Le grand chef mit pied à terre et le reste de la troupe l’imita. Lorsque tous les pères de famille eurent été alertés de la présence des illustres guerriers, ils les divisèrent entre eux de façon à ce que tous puissent dormir au chaud. La plupart acceptèrent de prendre six personnes dans leurs foyers et certains en accueillirent même davantage. On conduisit les chevaux dans un enclos sous de gros conifères épais qui les protégeraient du vent et de la pluie, puis on s’engouffra dans les chaumières.
Kira suivit Sage ainsi que Kevin et ses Écuyers chez un jeune couple. La femme, qui portait un enfant, fut plutôt inquiète d’apercevoir le faucon sur le poing du Chevalier aux yeux très pâles.
— Il ne vous attaquera pas, je vous assure, la réconforta Sage, et même si je voulais le laisser dehors, il trouverait une façon de s’introduire dans la maison.

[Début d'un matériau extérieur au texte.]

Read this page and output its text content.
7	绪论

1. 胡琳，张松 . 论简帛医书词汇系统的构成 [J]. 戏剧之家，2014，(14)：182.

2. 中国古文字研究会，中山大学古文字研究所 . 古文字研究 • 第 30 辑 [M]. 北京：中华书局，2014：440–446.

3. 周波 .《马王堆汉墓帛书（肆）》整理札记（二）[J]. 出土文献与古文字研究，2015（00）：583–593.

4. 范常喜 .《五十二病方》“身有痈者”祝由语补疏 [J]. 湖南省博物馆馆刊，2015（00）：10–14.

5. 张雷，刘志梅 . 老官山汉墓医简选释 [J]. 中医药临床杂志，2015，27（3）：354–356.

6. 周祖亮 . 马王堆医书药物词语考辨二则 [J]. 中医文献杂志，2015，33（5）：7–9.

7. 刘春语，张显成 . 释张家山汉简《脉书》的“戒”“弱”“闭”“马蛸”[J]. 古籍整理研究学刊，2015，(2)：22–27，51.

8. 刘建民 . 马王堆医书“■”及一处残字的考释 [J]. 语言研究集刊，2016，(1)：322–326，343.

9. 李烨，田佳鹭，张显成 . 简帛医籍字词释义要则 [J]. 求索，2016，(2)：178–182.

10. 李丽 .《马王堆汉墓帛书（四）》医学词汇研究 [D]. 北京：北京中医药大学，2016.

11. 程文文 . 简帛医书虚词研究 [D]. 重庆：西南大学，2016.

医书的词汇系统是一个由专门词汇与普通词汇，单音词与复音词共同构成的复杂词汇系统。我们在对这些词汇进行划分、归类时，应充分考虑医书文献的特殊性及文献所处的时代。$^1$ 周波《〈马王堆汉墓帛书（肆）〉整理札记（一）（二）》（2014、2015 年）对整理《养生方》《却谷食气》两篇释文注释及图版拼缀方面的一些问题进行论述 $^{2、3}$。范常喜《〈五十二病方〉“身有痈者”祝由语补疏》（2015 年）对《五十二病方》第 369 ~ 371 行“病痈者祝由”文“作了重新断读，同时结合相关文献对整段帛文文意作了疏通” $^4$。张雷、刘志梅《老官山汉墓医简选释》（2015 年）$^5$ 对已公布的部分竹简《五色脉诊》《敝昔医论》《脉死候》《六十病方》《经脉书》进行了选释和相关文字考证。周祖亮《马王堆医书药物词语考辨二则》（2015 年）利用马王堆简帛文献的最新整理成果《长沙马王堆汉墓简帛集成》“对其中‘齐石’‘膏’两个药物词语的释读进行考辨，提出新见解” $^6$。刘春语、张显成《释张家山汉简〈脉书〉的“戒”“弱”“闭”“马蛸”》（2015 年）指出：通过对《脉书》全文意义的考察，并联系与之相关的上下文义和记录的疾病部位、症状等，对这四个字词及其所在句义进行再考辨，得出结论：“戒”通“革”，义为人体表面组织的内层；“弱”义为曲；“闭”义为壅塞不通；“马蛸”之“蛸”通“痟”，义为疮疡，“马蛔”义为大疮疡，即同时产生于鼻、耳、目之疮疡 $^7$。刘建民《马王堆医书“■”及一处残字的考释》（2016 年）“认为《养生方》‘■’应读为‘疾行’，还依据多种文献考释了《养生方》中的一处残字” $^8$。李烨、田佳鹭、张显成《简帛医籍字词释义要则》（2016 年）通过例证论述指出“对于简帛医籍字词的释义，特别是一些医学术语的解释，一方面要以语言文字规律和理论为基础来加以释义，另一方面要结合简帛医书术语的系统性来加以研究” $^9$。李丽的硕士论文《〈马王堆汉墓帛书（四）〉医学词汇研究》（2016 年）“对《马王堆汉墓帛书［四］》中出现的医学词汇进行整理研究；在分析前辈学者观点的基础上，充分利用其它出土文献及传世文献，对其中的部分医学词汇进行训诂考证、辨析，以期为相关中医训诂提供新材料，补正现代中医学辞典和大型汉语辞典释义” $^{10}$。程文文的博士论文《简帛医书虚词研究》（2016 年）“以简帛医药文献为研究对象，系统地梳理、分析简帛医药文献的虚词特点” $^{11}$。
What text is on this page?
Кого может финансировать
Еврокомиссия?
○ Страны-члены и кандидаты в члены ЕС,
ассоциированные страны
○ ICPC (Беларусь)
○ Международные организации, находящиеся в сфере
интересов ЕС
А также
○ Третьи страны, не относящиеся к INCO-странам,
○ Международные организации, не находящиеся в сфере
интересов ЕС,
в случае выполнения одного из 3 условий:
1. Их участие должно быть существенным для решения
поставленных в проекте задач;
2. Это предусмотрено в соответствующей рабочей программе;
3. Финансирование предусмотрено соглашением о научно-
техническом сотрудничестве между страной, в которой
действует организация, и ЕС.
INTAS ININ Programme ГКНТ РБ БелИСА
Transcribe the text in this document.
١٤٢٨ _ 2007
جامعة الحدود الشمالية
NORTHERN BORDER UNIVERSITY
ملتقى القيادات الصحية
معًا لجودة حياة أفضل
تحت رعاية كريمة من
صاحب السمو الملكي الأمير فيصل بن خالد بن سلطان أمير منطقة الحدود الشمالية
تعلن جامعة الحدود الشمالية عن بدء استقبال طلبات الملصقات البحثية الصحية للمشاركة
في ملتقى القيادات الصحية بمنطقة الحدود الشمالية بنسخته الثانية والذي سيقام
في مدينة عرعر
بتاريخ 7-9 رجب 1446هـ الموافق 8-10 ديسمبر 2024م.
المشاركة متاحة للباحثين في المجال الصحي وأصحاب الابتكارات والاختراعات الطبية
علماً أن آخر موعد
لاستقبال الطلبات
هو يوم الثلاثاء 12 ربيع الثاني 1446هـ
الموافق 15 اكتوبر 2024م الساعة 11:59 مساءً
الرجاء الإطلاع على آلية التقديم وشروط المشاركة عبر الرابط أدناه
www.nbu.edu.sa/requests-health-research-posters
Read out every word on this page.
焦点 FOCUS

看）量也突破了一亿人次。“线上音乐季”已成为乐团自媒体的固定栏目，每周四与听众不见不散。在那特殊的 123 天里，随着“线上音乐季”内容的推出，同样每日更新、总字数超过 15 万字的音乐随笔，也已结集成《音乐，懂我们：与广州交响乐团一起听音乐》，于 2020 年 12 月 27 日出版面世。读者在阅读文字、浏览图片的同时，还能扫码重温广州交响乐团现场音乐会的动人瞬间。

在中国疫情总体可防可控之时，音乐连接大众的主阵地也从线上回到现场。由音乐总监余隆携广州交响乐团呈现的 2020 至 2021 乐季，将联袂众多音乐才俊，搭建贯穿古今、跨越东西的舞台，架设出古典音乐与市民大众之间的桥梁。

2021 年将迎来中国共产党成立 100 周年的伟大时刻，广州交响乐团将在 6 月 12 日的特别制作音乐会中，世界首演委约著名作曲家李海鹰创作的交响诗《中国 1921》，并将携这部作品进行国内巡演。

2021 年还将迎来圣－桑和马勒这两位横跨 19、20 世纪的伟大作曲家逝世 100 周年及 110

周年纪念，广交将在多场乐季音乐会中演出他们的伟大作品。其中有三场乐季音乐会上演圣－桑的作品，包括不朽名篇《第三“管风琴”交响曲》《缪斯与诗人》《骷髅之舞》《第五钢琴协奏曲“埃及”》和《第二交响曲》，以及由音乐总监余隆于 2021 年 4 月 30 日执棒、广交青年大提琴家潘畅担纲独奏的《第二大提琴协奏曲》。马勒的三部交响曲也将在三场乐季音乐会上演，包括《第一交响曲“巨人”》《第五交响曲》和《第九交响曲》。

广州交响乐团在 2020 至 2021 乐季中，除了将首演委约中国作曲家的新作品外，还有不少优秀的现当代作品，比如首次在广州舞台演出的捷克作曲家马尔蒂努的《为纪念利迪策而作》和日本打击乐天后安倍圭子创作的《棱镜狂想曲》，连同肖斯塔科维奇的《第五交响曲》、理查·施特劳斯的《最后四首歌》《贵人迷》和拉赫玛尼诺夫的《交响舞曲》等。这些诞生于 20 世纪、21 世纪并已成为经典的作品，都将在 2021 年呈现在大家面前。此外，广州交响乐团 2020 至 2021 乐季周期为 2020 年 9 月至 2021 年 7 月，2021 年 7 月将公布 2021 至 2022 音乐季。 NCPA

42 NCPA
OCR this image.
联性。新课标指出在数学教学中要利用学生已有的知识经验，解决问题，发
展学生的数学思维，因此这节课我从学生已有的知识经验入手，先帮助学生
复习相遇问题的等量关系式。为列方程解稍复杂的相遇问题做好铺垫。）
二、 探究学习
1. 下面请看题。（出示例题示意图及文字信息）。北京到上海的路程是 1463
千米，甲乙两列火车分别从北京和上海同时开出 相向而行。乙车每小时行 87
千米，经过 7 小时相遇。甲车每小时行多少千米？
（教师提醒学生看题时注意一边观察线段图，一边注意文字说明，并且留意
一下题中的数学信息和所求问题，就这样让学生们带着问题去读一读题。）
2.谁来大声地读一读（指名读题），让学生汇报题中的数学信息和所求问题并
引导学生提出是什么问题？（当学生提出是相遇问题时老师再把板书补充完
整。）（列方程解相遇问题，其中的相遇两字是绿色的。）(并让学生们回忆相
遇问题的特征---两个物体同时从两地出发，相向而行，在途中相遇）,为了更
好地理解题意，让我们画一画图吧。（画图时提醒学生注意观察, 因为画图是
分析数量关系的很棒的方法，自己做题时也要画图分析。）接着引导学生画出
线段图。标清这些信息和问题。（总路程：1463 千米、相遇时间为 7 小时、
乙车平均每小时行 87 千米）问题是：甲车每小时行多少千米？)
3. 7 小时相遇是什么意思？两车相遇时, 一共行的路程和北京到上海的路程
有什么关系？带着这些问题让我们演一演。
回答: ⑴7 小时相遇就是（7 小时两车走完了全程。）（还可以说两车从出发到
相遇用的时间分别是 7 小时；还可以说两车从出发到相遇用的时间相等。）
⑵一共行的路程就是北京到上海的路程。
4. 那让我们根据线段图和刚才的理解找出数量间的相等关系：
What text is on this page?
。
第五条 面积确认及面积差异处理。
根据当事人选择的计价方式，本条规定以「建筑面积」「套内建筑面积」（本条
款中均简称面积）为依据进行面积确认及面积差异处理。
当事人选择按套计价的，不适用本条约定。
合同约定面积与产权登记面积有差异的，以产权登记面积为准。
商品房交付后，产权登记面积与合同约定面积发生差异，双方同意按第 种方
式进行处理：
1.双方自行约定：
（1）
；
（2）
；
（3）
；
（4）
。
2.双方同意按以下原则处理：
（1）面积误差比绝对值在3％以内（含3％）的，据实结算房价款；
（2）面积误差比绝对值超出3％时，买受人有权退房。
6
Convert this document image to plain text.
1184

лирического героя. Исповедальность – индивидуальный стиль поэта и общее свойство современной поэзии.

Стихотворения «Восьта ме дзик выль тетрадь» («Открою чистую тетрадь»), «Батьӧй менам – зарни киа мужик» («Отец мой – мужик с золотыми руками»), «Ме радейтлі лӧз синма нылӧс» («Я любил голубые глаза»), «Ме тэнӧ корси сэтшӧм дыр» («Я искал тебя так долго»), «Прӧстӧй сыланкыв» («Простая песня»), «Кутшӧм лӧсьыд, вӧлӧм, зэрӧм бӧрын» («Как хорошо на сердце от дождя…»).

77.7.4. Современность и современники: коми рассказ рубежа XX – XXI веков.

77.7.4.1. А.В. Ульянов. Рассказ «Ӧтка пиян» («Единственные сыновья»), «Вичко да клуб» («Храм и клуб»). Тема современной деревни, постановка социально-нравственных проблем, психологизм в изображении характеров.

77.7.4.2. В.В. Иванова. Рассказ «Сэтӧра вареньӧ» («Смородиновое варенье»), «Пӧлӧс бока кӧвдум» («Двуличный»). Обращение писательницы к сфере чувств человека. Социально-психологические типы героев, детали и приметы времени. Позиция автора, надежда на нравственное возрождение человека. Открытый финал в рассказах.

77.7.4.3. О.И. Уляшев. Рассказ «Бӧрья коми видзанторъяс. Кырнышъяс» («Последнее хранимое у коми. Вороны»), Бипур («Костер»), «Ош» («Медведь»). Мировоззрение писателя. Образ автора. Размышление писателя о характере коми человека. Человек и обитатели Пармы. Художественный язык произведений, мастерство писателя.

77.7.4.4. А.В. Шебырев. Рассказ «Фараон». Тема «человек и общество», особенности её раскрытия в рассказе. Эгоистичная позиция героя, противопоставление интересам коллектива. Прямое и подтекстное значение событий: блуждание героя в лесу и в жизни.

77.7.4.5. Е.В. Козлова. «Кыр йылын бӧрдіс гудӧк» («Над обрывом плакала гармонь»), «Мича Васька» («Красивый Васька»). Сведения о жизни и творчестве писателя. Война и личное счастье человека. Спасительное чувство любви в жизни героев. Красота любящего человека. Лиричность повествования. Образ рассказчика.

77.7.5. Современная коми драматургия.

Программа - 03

— C’est un bel oiseau, fit timidement la paysanne. Autrefois, les seigneurs de Zénor s’en servaient pour aller à la chasse, à ce qu’on m’a raconté.
— Celui-ci préfère que ce soit son maître qui le nourrisse, plaisanta Kira.
Les Chevaliers et les Écuyers enlevèrent leurs capes et s’approchèrent du feu pour se réchauffer. L’hôtesse remarqua la peau mauve de Kira alors qu’elle tendait les bras en direction des flammes.
— Mais c’est la princesse d’Émeraude…, s’étonna-t-elle en tirant la manche de son époux.
— Je suis un Chevalier comme tous les autres, madame, précisa Kira. Je ne veux pas être traitée différemment.
Elle étendit sa couverture sur le sol à côté de celle de Kevin et s’y assit, les jambes croisées. Sage déposa le faucon sur une poutre, puis s’installa près d’elle. L’oiseau manifesta son mécontentement, mais ne chercha pas à le rejoindre.
— Je vous présente mon époux, le Chevalier Sage d’Émeraude, poursuivit Kira. Notre compagnon est le Chevalier Kevin et voici ses Écuyers Curri et Romald.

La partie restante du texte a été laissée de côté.